I know Mandela has been lionised in the world imagination and rightly so. However, his efforts pale in significance when put side by side with what Kagame has done in Rwanda. One finds in president’s office a deputy chief of staff to the president whose mother is on life imprisonment for genocide. Then in the First Lady’s office, her executive secretary is a daughter of the president of Rwanda during the genocide. In cabinet, ministers whose families were exterminated sit with ministers who have been accused of killing them. It is an experiment almost impossible to comprehend.

It is this context that Rwandans have come to look at Kagame as a symbol of their miraculous recovery from social disintegration to a stable, integrated society where killer and victim live side by side in the same villages, sit in the same parliament and cabinet, some even sharing homes and a few have inter-married. It is very difficult for outsiders to appreciate what this miracle means for Rwandans.

For many citizens of this country, the success is so precious they do not want any change in the current status quo. This is most especially when it comes to the man who more than anyone else represents this miracle. For many ordinary Rwandans, the mention that Kagame is going to retire ignites a resistance I have not witnessed anywhere in my entire life. Even he has to speak of his retirement in measured tones because people simply do not want to hear it.

Reacting to outside enemy

Contrary to the belief that Kagame wants to cling to power, the Rwandan president today finds himself a hostage of his success. Each time he has tried to explain his concept of change, he has ignited anxiety and met resistance. Rwandans get agitated because they are unsure what change can bring. In his acceptance speech this July, he made this point very clear – that there is need to work towards a transition from him to another leader. He did not attract any applause but instead dampened the mood.

The anxiety the majority of Rwandans feel about Kagame’s retirement is understandable. In politics, as in the military, there is the concept called “the margin or error.” It refers to the space a country or polity has to make mistakes. When a small mistake can lead to catastrophic consequences, a country, or a people become hypersensitive. Having lived through it, Rwandans know all too well the dangers adversarial political competition can bring to a country. They know where their country has come from. They can see where it is going. They do not want to go back to that past. And they are very optimistic about their future. They also know which persons and factors have made their current progress possible. These facts have shaped how they react to their reality.

Thus in 2015, there was a massive movement in the country to change the constitution and remove term limits so that Kagame can run again. Term limits had been put in the constitution out of the desire to uphold some governance ideal borrowed from the innovation in other countries. But it did not reflect the actual desires of the Rwandan people. That is why when it came to respect them, the population revolted. Ironically, the man most accused of masterminding lifting term limits, Kagame, was resolutely against it. He was literally forced to accept to run again.
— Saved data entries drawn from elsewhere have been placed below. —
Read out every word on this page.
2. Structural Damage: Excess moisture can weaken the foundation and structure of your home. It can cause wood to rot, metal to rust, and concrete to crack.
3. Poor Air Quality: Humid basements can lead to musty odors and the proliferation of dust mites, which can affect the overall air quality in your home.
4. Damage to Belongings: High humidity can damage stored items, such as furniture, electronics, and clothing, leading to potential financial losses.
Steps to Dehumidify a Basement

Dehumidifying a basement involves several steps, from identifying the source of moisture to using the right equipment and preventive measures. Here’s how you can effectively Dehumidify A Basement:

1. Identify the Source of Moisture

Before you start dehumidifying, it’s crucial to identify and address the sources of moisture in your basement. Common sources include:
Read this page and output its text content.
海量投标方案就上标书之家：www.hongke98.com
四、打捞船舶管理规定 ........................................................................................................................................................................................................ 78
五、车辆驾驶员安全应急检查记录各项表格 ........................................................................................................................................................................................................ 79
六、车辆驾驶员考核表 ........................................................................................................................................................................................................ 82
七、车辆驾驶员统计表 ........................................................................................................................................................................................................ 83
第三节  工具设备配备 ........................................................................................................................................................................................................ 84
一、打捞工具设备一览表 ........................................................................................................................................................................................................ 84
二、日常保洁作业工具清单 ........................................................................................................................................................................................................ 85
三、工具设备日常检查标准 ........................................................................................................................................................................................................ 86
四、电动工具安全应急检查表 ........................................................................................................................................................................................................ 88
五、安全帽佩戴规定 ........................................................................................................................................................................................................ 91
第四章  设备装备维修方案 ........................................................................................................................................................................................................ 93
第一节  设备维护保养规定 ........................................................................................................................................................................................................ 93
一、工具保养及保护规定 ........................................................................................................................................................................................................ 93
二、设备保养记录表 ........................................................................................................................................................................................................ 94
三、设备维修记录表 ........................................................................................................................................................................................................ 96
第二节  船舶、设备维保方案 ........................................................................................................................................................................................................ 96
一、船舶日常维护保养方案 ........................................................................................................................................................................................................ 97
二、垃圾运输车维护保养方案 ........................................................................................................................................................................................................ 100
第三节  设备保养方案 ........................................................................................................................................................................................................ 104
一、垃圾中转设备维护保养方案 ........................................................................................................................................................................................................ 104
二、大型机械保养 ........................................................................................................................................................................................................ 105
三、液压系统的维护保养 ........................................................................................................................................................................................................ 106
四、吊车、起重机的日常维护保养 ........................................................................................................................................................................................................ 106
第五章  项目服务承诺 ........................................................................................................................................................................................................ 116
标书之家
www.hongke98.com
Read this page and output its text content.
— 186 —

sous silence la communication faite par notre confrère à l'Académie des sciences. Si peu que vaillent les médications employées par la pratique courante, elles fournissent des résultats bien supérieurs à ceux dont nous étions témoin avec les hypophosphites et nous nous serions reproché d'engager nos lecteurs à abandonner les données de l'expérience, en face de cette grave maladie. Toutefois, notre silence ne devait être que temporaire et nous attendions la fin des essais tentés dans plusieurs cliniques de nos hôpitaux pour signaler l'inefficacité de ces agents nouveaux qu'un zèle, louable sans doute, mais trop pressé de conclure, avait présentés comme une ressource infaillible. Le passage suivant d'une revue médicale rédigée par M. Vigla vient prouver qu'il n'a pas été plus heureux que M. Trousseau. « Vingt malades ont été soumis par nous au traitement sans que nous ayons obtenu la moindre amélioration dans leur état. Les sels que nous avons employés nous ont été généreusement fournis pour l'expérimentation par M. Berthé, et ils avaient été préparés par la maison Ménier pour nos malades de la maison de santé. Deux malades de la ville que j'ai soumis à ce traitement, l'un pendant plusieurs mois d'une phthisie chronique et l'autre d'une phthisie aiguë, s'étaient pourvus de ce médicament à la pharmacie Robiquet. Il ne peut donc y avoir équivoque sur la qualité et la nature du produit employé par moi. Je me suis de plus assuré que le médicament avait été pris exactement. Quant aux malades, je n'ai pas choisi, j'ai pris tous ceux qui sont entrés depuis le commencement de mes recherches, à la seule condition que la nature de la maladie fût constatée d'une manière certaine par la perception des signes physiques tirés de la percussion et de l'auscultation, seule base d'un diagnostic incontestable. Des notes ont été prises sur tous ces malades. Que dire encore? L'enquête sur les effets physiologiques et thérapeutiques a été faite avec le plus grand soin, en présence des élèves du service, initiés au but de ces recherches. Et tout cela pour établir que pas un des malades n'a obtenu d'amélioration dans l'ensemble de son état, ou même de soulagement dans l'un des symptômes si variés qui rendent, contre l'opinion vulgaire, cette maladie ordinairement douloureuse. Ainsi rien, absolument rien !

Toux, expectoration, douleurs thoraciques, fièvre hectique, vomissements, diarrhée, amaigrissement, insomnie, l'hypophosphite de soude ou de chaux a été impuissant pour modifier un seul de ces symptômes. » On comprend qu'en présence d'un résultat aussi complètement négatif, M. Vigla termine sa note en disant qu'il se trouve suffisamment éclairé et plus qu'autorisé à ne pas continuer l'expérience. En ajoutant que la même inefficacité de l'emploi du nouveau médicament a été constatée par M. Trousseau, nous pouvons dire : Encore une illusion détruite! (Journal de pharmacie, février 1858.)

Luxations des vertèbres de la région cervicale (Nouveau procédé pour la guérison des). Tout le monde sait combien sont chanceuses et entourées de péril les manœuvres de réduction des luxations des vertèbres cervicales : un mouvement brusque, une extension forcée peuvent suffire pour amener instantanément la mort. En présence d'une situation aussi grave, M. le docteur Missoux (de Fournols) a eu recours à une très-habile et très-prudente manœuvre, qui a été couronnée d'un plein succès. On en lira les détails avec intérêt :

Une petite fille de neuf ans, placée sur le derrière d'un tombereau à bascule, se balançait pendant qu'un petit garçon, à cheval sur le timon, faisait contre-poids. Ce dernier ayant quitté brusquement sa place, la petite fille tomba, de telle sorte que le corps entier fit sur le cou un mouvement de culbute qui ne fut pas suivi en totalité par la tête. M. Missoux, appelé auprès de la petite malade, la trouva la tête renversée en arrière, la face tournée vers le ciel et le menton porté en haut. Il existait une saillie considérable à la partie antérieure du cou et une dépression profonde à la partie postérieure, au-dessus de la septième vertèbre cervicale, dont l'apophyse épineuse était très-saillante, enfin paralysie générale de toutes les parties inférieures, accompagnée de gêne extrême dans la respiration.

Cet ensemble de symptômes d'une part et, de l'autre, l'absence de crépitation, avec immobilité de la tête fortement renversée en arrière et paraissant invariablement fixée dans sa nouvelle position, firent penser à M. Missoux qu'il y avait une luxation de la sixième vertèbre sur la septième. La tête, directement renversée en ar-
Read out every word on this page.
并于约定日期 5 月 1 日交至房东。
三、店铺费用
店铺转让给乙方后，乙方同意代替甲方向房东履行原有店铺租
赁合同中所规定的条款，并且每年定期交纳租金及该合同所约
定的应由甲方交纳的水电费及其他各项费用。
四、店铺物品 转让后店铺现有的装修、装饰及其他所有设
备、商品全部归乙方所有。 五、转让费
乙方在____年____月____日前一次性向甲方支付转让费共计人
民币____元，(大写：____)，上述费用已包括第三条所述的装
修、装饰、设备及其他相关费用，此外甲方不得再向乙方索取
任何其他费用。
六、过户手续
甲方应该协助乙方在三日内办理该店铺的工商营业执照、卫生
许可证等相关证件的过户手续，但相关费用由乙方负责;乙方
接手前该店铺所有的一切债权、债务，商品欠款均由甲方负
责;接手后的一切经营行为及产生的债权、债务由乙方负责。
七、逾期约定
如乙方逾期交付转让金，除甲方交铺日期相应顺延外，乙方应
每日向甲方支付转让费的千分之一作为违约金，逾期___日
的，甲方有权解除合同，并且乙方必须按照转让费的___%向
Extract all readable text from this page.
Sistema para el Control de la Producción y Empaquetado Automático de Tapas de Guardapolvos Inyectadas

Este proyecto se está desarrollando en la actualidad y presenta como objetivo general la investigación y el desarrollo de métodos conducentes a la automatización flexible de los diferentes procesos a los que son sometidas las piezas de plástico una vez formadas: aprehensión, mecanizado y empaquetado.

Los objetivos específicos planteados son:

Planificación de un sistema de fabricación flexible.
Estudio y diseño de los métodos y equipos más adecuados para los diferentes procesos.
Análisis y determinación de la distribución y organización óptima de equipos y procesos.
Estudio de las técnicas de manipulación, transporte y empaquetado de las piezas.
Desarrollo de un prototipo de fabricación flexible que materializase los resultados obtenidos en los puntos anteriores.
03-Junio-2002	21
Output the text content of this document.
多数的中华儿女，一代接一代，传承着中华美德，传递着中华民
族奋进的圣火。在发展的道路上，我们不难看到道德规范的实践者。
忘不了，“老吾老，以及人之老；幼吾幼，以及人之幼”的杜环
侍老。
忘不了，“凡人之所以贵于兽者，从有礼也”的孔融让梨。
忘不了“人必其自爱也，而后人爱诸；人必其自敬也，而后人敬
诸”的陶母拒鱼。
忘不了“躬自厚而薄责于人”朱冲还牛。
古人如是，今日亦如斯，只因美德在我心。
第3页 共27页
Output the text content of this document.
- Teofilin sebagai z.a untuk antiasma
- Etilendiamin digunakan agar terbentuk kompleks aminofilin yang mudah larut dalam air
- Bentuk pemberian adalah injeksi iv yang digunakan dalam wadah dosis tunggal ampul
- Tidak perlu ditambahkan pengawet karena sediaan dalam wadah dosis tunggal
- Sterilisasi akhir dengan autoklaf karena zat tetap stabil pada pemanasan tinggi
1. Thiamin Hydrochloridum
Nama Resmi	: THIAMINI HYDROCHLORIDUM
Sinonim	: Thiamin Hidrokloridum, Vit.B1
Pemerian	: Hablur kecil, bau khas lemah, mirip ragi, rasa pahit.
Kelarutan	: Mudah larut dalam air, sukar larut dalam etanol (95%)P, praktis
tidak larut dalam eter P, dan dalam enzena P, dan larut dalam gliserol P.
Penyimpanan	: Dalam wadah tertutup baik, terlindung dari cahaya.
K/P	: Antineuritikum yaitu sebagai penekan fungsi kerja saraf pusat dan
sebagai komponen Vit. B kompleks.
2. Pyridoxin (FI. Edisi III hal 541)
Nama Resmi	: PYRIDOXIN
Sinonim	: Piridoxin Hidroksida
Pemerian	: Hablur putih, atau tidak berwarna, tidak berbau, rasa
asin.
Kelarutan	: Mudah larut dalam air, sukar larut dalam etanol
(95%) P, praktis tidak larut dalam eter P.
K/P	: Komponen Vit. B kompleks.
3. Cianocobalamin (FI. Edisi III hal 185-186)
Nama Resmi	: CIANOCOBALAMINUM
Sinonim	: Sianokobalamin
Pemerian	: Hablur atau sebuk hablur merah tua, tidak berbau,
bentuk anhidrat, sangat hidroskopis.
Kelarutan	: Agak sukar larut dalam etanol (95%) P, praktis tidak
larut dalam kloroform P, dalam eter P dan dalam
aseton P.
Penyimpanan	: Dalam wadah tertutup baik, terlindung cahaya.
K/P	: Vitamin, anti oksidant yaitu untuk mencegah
In fact, it was Kagame’s personal belief in term limits (and in popular deference to him) that the constitutional amendment did not abolish term limits. Instead, they only postponed his exit but retained the term limits. Otherwise the vast majority of Rwandans, ordinary people and as well as elites, think term limits are too much ado over nothing. However, while Rwandans want their president to stay, international (actually read Western) groups and media have been drumming up opposition to it.

In their advocacy, media reports and commentaries, these groups totally ignore the facts on the ground in Rwanda and the feelings of its citizens. Instead, they use the experience of other countries where removal of term limits has led to popular protest to explain the Rwandan situation. Yet there has not been a single demonstration against lifting term limits to allow Kagame to run again. On the contrary there has been widespread popular support for it. Over 70% of registered voters in Rwanda signed a petition to parliament to force the lifting of term limits.